Failure of Imagination

Writers

USA Today tells us, “Sci-fi writers join war on terror,” in which, “the Homeland Security Department [sic] is tapping into the wild imaginations of a group of self-described “deviant” thinkers….”

There are many available cheap shots as well as fish to shoot in that barrel. I’m going to take a cheap shot at one not in the barrel. The writers brought in are: Jerry Pournelle, Arlan Andrews, Greg Bear, Larry Niven and Sage Walker.

Do you notice anyone missing who should be there? How about Tom Clancy, who wrote a novel in which a Boeing 747 is used as a cruise missile to take out the US Capitol and much of the government?

I can almost excuse the DHS, after all, they’re the ones who admit to not having enough imagination. But look at this:

During a coffee break at the conference, Walker, Bear and Andrews started talking about the government’s bomb-sniffing dogs. Within minutes, they had conjured up a doggie brain-scanning skullcap that could tell agents what kind of explosive material a dog had picked up.

Oh, wow! Brain-scanning dogs. (Incidentally, this shows how ignorant they are of how sniffer dogs work. They’re playing “find the ball” by smell. They don’t know explosives from treats.) Why did none of the writers ask each other in a coffee break, “Hey, why isn’t a guy who actually predicted this sort of thing here?”

Probably because, “for this group, Walker says, there’s no such thing as an ‘unthinkable scenario.'”

Sometimes with imagination, less is more.

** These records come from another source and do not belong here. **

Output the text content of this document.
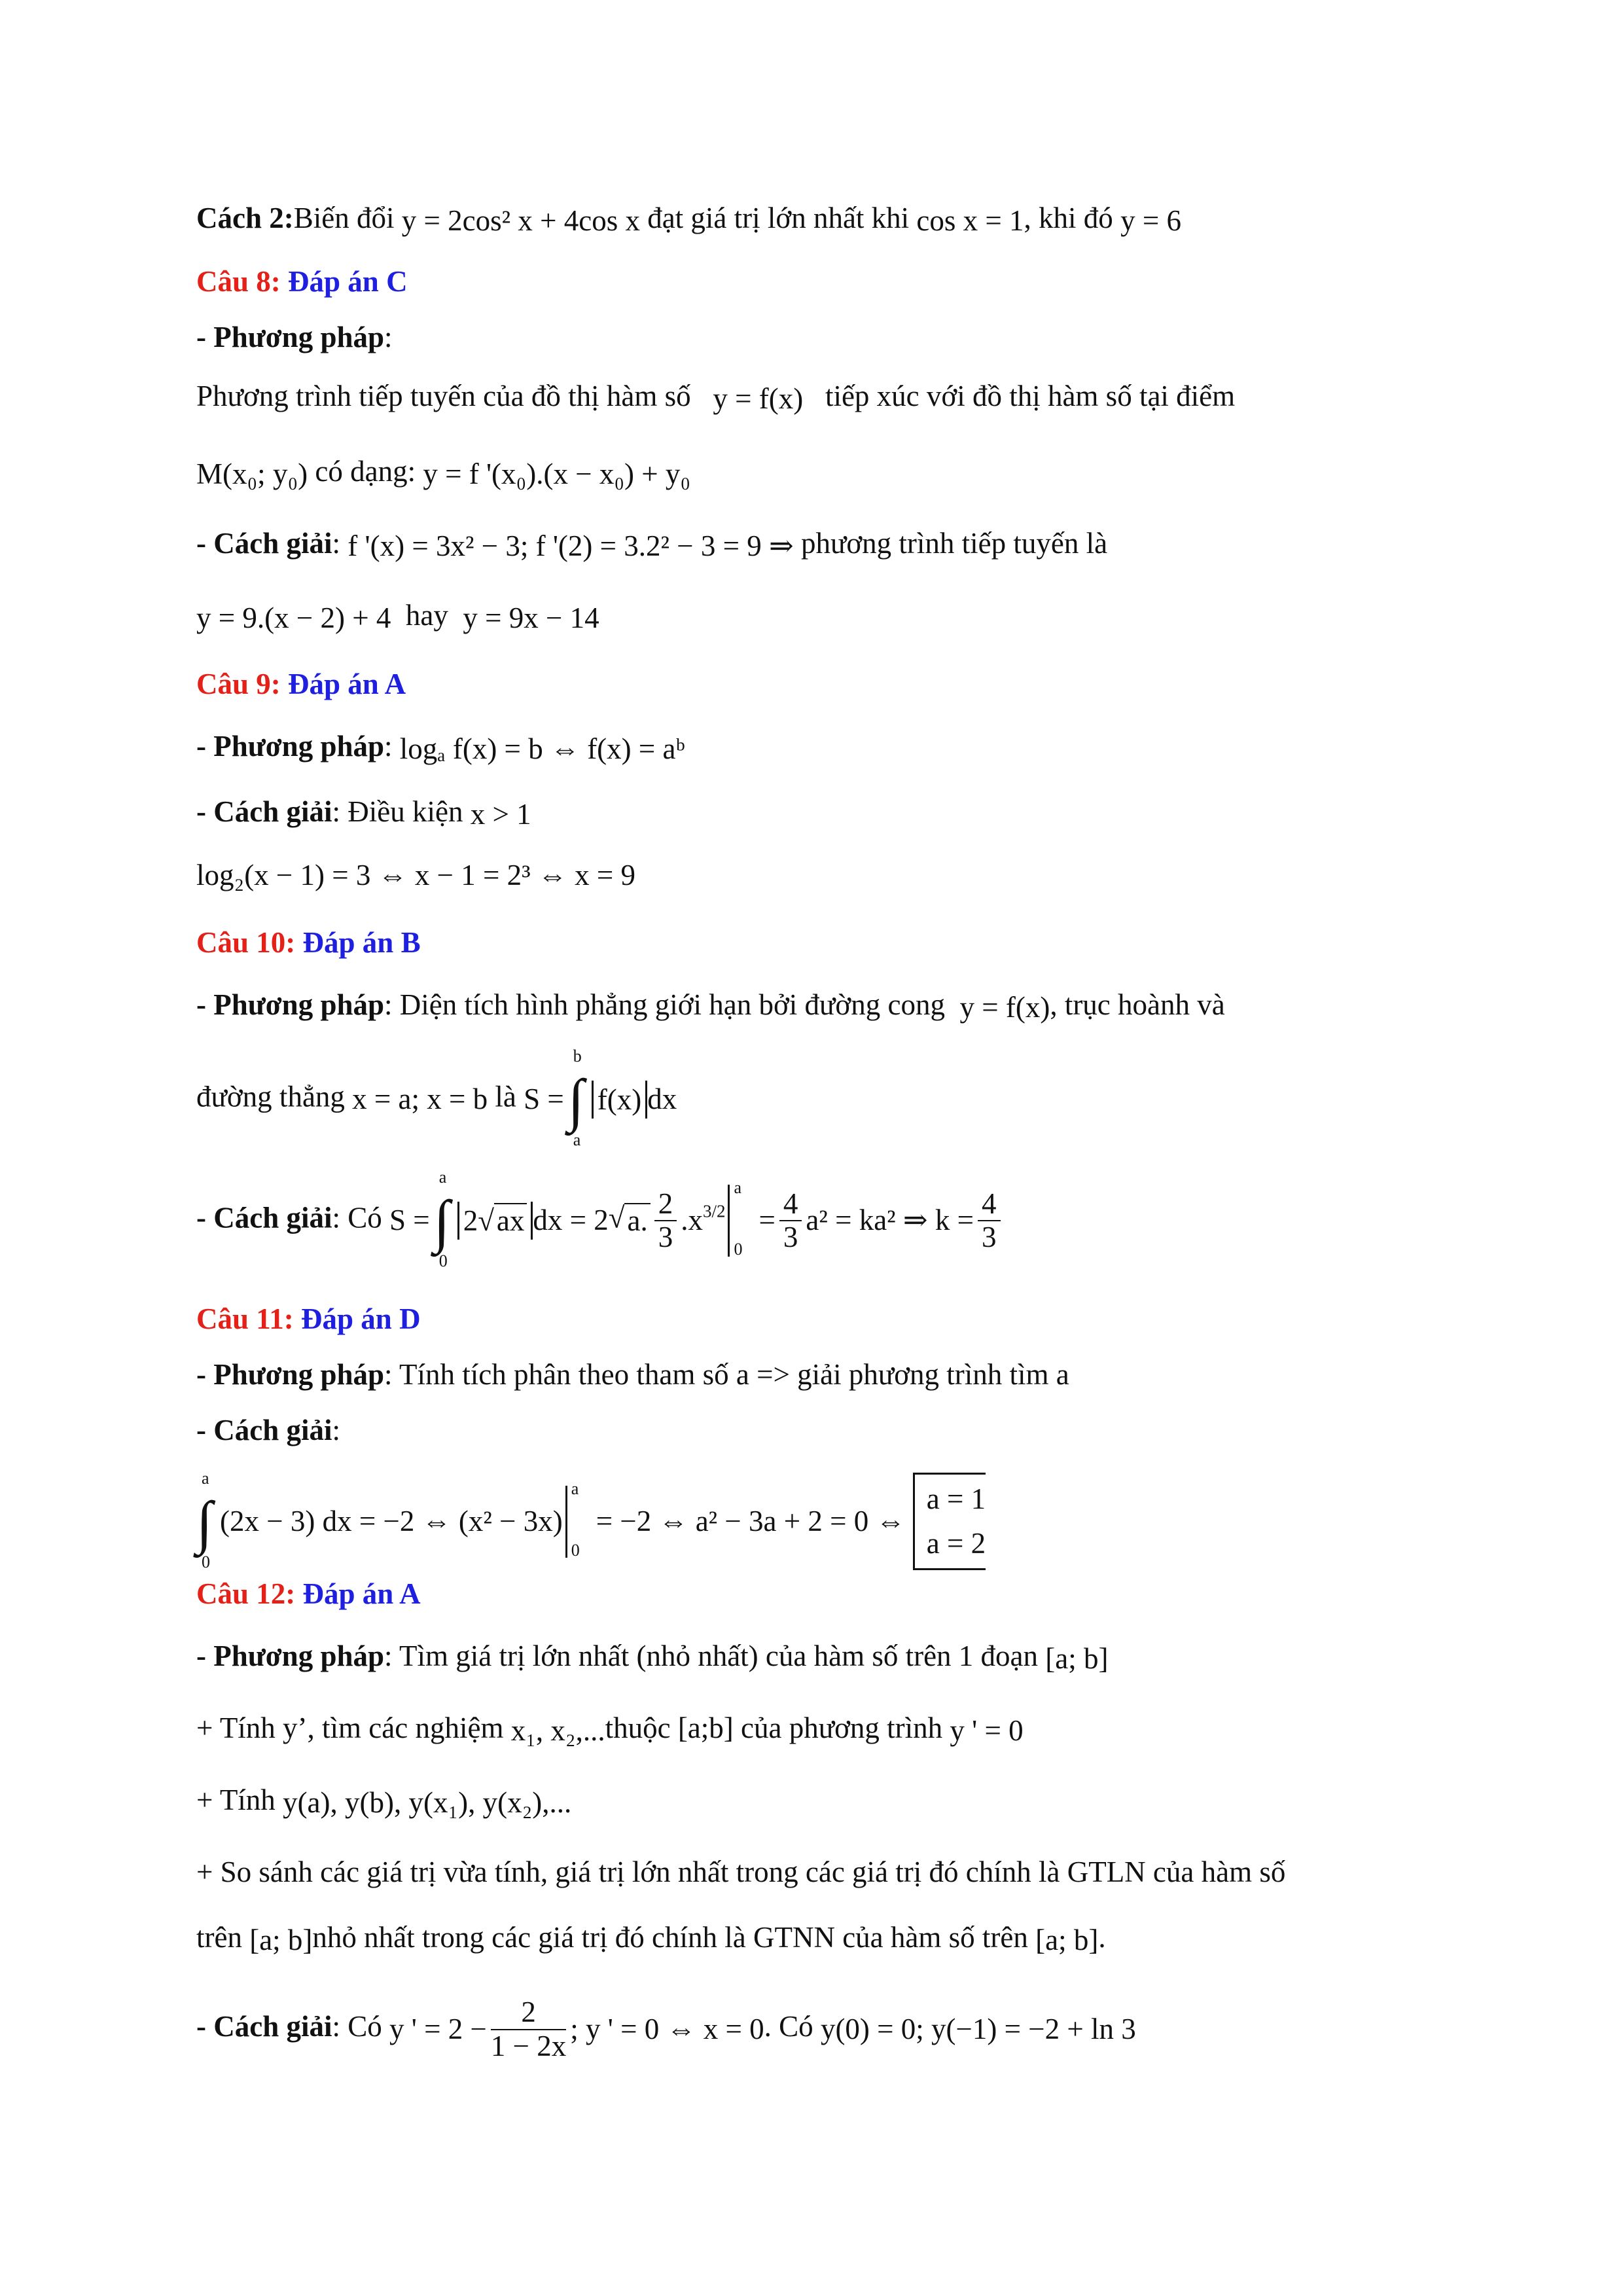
Cách 2:Biến đổi y = 2cos² x + 4cos x đạt giá trị lớn nhất khi cos x = 1, khi đó y = 6
Câu 8: Đáp án C
- Phương pháp:
Phương trình tiếp tuyến của đồ thị hàm số y = f(x) tiếp xúc với đồ thị hàm số tại điểm
M(x₀; y₀) có dạng: y = f '(x₀).(x − x₀) + y₀
- Cách giải: f '(x) = 3x² − 3; f '(2) = 3.2² − 3 = 9 ⇒ phương trình tiếp tuyến là
y = 9.(x − 2) + 4 hay y = 9x − 14
Câu 9: Đáp án A
- Phương pháp: logₐ f(x) = b ⇔ f(x) = aᵇ
- Cách giải: Điều kiện x > 1
log₂(x − 1) = 3 ⇔ x − 1 = 2³ ⇔ x = 9
Câu 10: Đáp án B
- Phương pháp: Diện tích hình phẳng giới hạn bởi đường cong y = f(x), trục hoành và
đường thẳng x = a; x = b là S =
b
∫
a
f(x) dx
- Cách giải: Có S =
a
∫
0
2√ax dx = 2√a. $\frac{2}{3} .x^{3/2}$
a
0
= $\frac{4}{3} a^2 = ka^2$ ⇒ $k = \frac{4}{3}$
Câu 11: Đáp án D
- Phương pháp: Tính tích phân theo tham số a => giải phương trình tìm a
- Cách giải:
a
∫
0
(2x − 3) dx = −2 ⇔ (x² − 3x)
a
0
= −2 ⇔ a² − 3a + 2 = 0 ⇔
a = 1
a = 2
Câu 12: Đáp án A
- Phương pháp: Tìm giá trị lớn nhất (nhỏ nhất) của hàm số trên 1 đoạn [a; b]
+ Tính y’, tìm các nghiệm x₁, x₂,...thuộc [a;b] của phương trình y ' = 0
+ Tính y(a), y(b), y(x₁), y(x₂),...
+ So sánh các giá trị vừa tính, giá trị lớn nhất trong các giá trị đó chính là GTLN của hàm số
trên [a; b]nhỏ nhất trong các giá trị đó chính là GTNN của hàm số trên [a; b].
- Cách giải: Có y ' = $2 - \frac{2}{1 - 2x}$ ; y ' = 0 ⇔ x = 0. Có y(0) = 0; y(−1) = −2 + ln 3
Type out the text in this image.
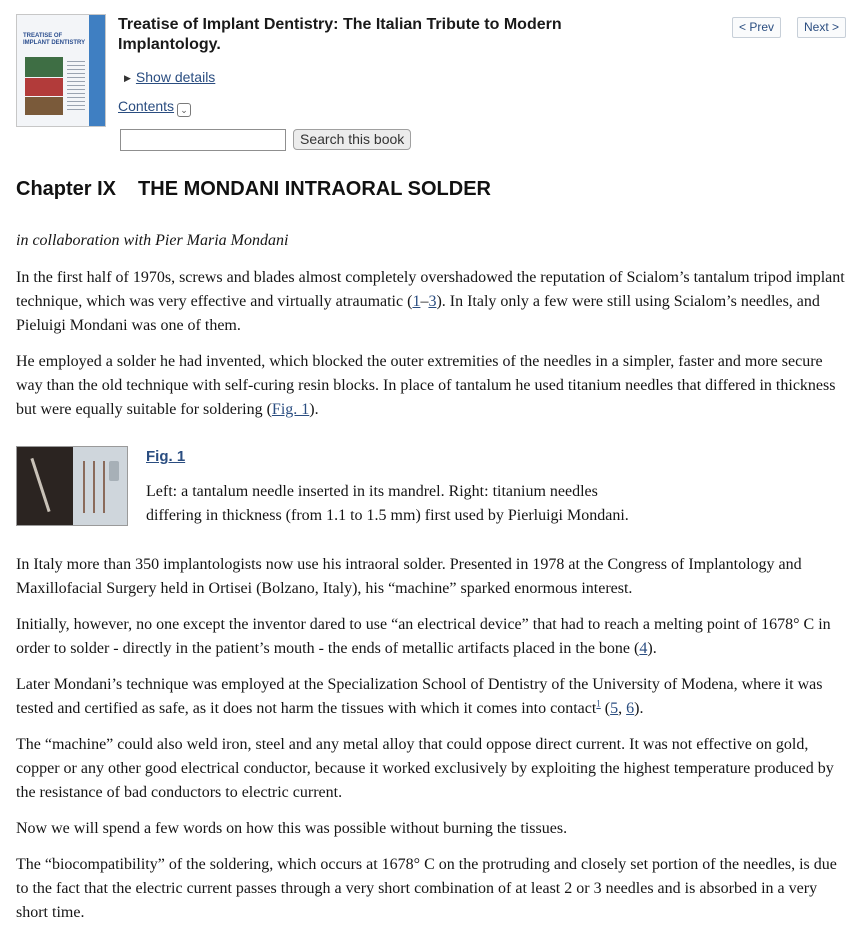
TREATISE OF IMPLANT DENTISTRY
Treatise of Implant Dentistry: The Italian Tribute to Modern Implantology.
< Prev	Next >
▶ Show details
Contents ⌄
Search this book
Chapter IX THE MONDANI INTRAORAL SOLDER

in collaboration with Pier Maria Mondani

In the first half of 1970s, screws and blades almost completely overshadowed the reputation of Scialom’s tantalum tripod implant technique, which was very effective and virtually atraumatic (1–3). In Italy only a few were still using Scialom’s needles, and Pieluigi Mondani was one of them.

He employed a solder he had invented, which blocked the outer extremities of the needles in a simpler, faster and more secure way than the old technique with self-curing resin blocks. In place of tantalum he used titanium needles that differed in thickness but were equally suitable for soldering (Fig. 1).

Fig. 1

Left: a tantalum needle inserted in its mandrel. Right: titanium needles
differing in thickness (from 1.1 to 1.5 mm) first used by Pierluigi Mondani.

In Italy more than 350 implantologists now use his intraoral solder. Presented in 1978 at the Congress of Implantology and Maxillofacial Surgery held in Ortisei (Bolzano, Italy), his “machine” sparked enormous interest.

Initially, however, no one except the inventor dared to use “an electrical device” that had to reach a melting point of 1678° C in order to solder - directly in the patient’s mouth - the ends of metallic artifacts placed in the bone (4).

Later Mondani’s technique was employed at the Specialization School of Dentistry of the University of Modena, where it was tested and certified as safe, as it does not harm the tissues with which it comes into contact$^1$ (5, 6).

The “machine” could also weld iron, steel and any metal alloy that could oppose direct current. It was not effective on gold, copper or any other good electrical conductor, because it worked exclusively by exploiting the highest temperature produced by the resistance of bad conductors to electric current.

Now we will spend a few words on how this was possible without burning the tissues.

The “biocompatibility” of the soldering, which occurs at 1678° C on the protruding and closely set portion of the needles, is due to the fact that the electric current passes through a very short combination of at least 2 or 3 needles and is absorbed in a very short time.
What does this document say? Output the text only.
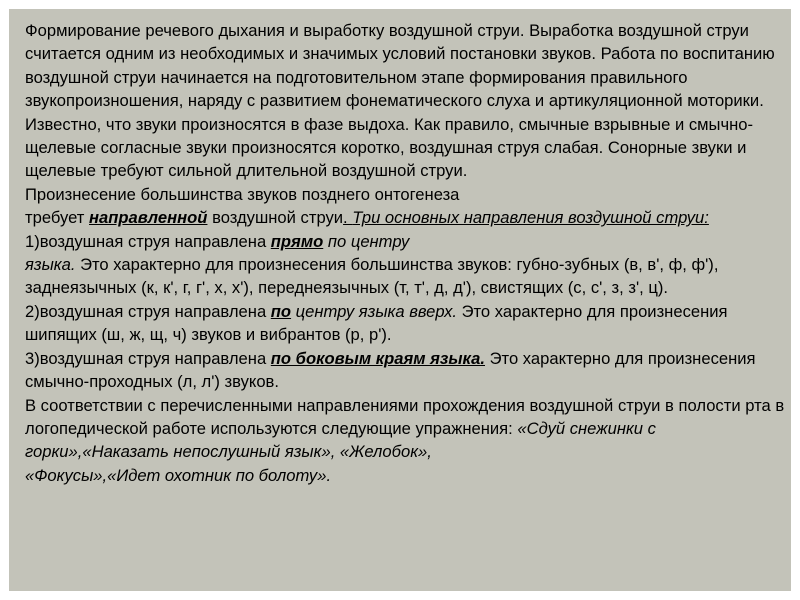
Формирование речевого дыхания и выработку воздушной струи. Выработка воздушной струи считается одним из необходимых и значимых условий постановки звуков. Работа по воспитанию воздушной струи начинается на подготовительном этапе формирования правильного звукопроизношения, наряду с развитием фонематического слуха и артикуляционной моторики. Известно, что звуки произносятся в фазе выдоха. Как правило, смычные взрывные и смычно-щелевые согласные звуки произносятся коротко, воздушная струя слабая. Сонорные звуки и щелевые требуют сильной длительной воздушной струи.

Произнесение большинства звуков позднего онтогенеза
требует направленной воздушной струи. Три основных направления воздушной струи: 1)воздушная струя направлена прямо по центру
языка. Это характерно для произнесения большинства звуков: губно-зубных (в, в', ф, ф'), заднеязычных (к, к', г, г', х, х'), переднеязычных (т, т', д, д'), свистящих (с, с', з, з', ц).

2)воздушная струя направлена по центру языка вверх. Это характерно для произнесения шипящих (ш, ж, щ, ч) звуков и вибрантов (р, р').

3)воздушная струя направлена по боковым краям языка. Это характерно для произнесения смычно-проходных (л, л') звуков.

В соответствии с перечисленными направлениями прохождения воздушной струи в полости рта в логопедической работе используются следующие упражнения: «Сдуй снежинки с горки»,«Наказать непослушный язык», «Желобок»,
«Фокусы»,«Идет охотник по болоту».
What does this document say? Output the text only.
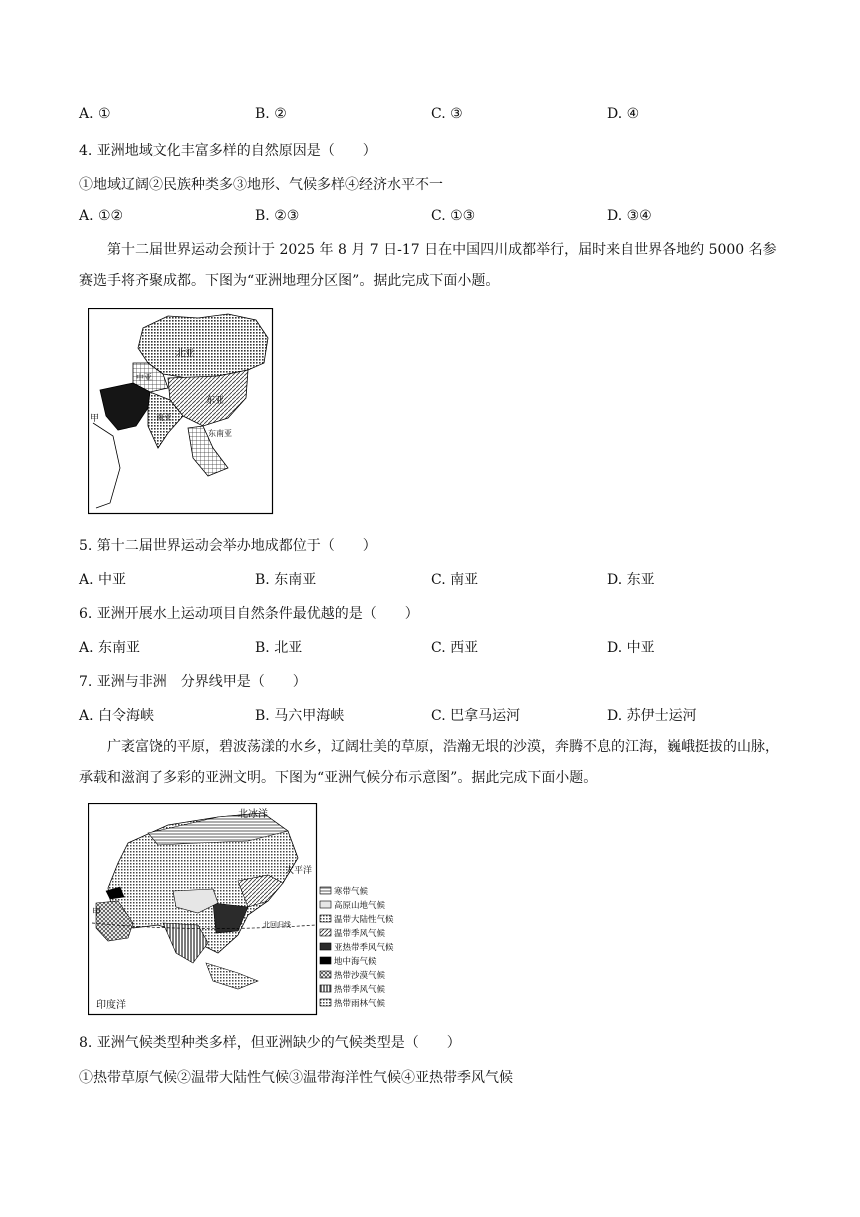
A. ①	B. ②	C. ③	D. ④
4. 亚洲地域文化丰富多样的自然原因是（　　）
①地域辽阔②民族种类多③地形、气候多样④经济水平不一
A. ①②	B. ②③	C. ①③	D. ③④
第十二届世界运动会预计于 2025 年 8 月 7 日-17 日在中国四川成都举行，届时来自世界各地约 5000 名参赛选手将齐聚成都。下图为“亚洲地理分区图”。据此完成下面小题。
北亚
中亚
东亚
甲	南亚
东南亚
5. 第十二届世界运动会举办地成都位于（　　）
A. 中亚	B. 东南亚	C. 南亚	D. 东亚
6. 亚洲开展水上运动项目自然条件最优越的是（　　）
A. 东南亚	B. 北亚	C. 西亚	D. 中亚
7. 亚洲与非洲　分界线甲是（　　）
A. 白令海峡	B. 马六甲海峡	C. 巴拿马运河	D. 苏伊士运河
广袤富饶的平原，碧波荡漾的水乡，辽阔壮美的草原，浩瀚无垠的沙漠，奔腾不息的江海，巍峨挺拔的山脉，承载和滋润了多彩的亚洲文明。下图为“亚洲气候分布示意图”。据此完成下面小题。
北冰洋
太平洋
甲
北回归线
印度洋
寒带气候
高原山地气候
温带大陆性气候
温带季风气候
亚热带季风气候
地中海气候
热带沙漠气候
热带季风气候
热带雨林气候
8. 亚洲气候类型种类多样，但亚洲缺少的气候类型是（　　）
①热带草原气候②温带大陆性气候③温带海洋性气候④亚热带季风气候
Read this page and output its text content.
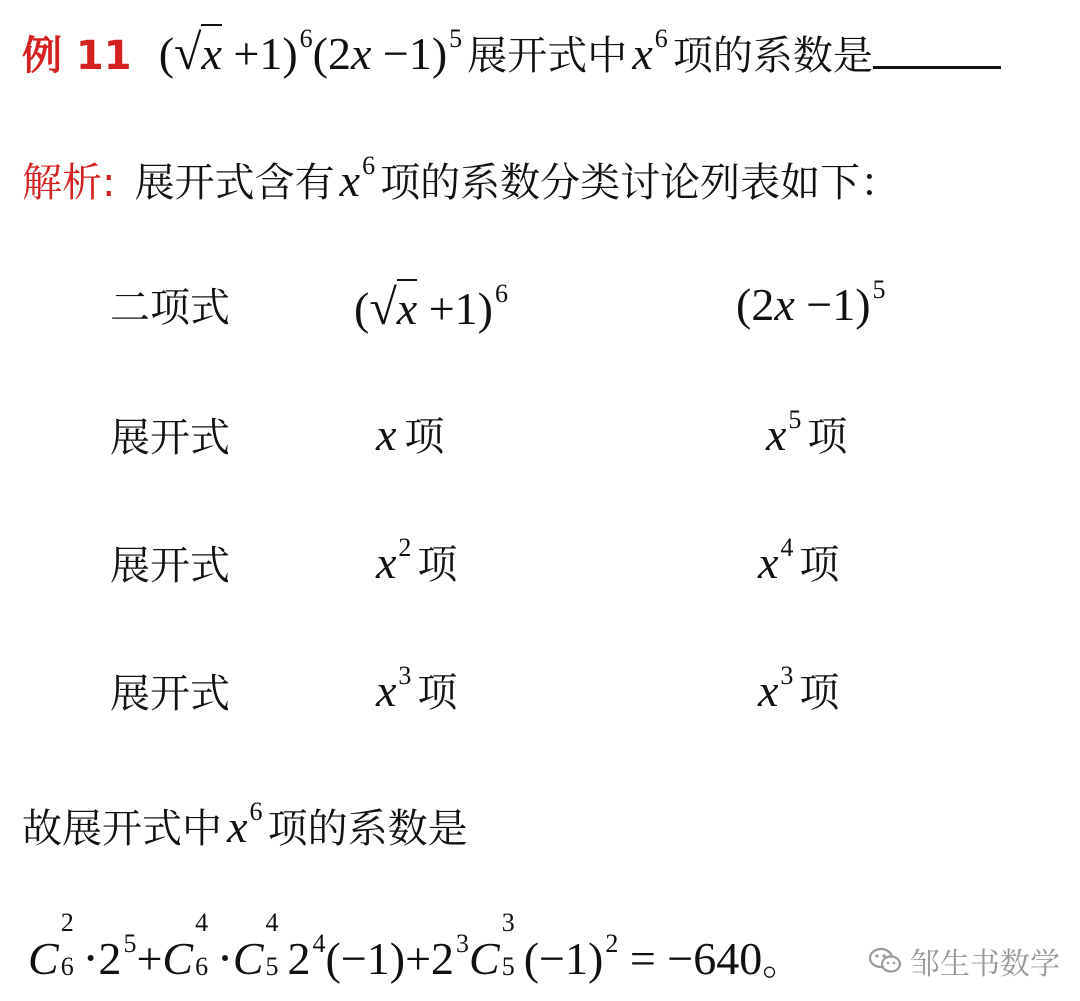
例 11 $(√x +1)^6(2x -1)^5$ 展开式中 $x^6$ 项的系数是
解析: 展开式含有 $x^6$ 项的系数分类讨论列表如下：
二项式	$(√x +1)^6$	$(2x -1)^5$
展开式	x 项	$x^5$ 项
展开式	$x^2$ 项	$x^4$ 项
展开式	$x^3$ 项	$x^3$ 项
故展开式中 $x^6$ 项的系数是
C
2
$6 \cdot 2^5+C$
4
6 ⋅C
4
5 $2^4(-1)+2^3C$
3
5 $(-1)^2 = -640$。	邹生书数学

6 thoughts on “Failure of Imagination

  1. It’s you who suffer from a failure of imagination, in this instance – all materials don’t smell alike to dogs, they’ve quite keen sensory clusters in their noses. Different materials smell differently to different dogs. In theory, one could baseline a particular dog’s neural mapping of a particular smell or set of smells associated with, say, C4 vs. fertilizer, and key off that.
    One could go even further and work on mapping optic-nerve impulses for specific shapes, though that would probably be much more difficult.

  2. One of the requirements for the club is an advanced technical degree. Not sure if this is a good idea, but it probably helps their cred with teh fed.

  3. DHS wouldn’t need much imagination, just someone with an ability to read. On 9/11, about 30 seconds after I understood what was happening (which, admittedly, took more than 30 seconds – it came in the midst of a family crisis) I thought of Tom Clancy, and assumed that his book was where they must have got the idea.
    And, btw, I’m not going to hand out free info to terrorists, so I won’t explain here, but before 9/11 I had figured out a story idea for a terrorist scenario that would cause such havoc it would make 9/11 seem like a 4th of July picnic. Why didn’t I write the story? Well, I also have enough imagination to think of the chance a terrorist might read it…

  4. I know I wouldn’t invite Clancy. More of a mystery to me (well, not really, given that Pournelle would probably spontaneously combust) is why they didn’t invite Bruce Sterling. You know, the guy who imagined islamic terrorists using themselves as suicide bioweapons back in 1989.
    I think that’s a tiny bit more bleeding edge than re-inventing the kamikaze for the Jet Age. Especially decades after Black September hijackers threatened the same thing with 707s, and some time after the designers of the World Trade Center did design studies to validate that it could survive a direct hit from a 707.
    Or they could invite Neal Stephenson. There’s this writer named Carl Fredericks who’s coming up with all kinds of crazy ideas lately, and he’s actually a physicist. Or just invite Stan Schmidt — he’s got all kinds of ideas.
    This groups was selected because they have the right political affiliation. THat’s pretty much it. Sterling spends too much time in Europe, Stephenson listens to too much thrash metal, and I could go on. Point being, if they want real out of box thinkers, neither Clancy nor this lot are what they want. (Except maybe Bear.)

  5. Clearly, someone at DHS got this idea from reading _Footfall_. (God, I wish Bob Ansen was around to see this.)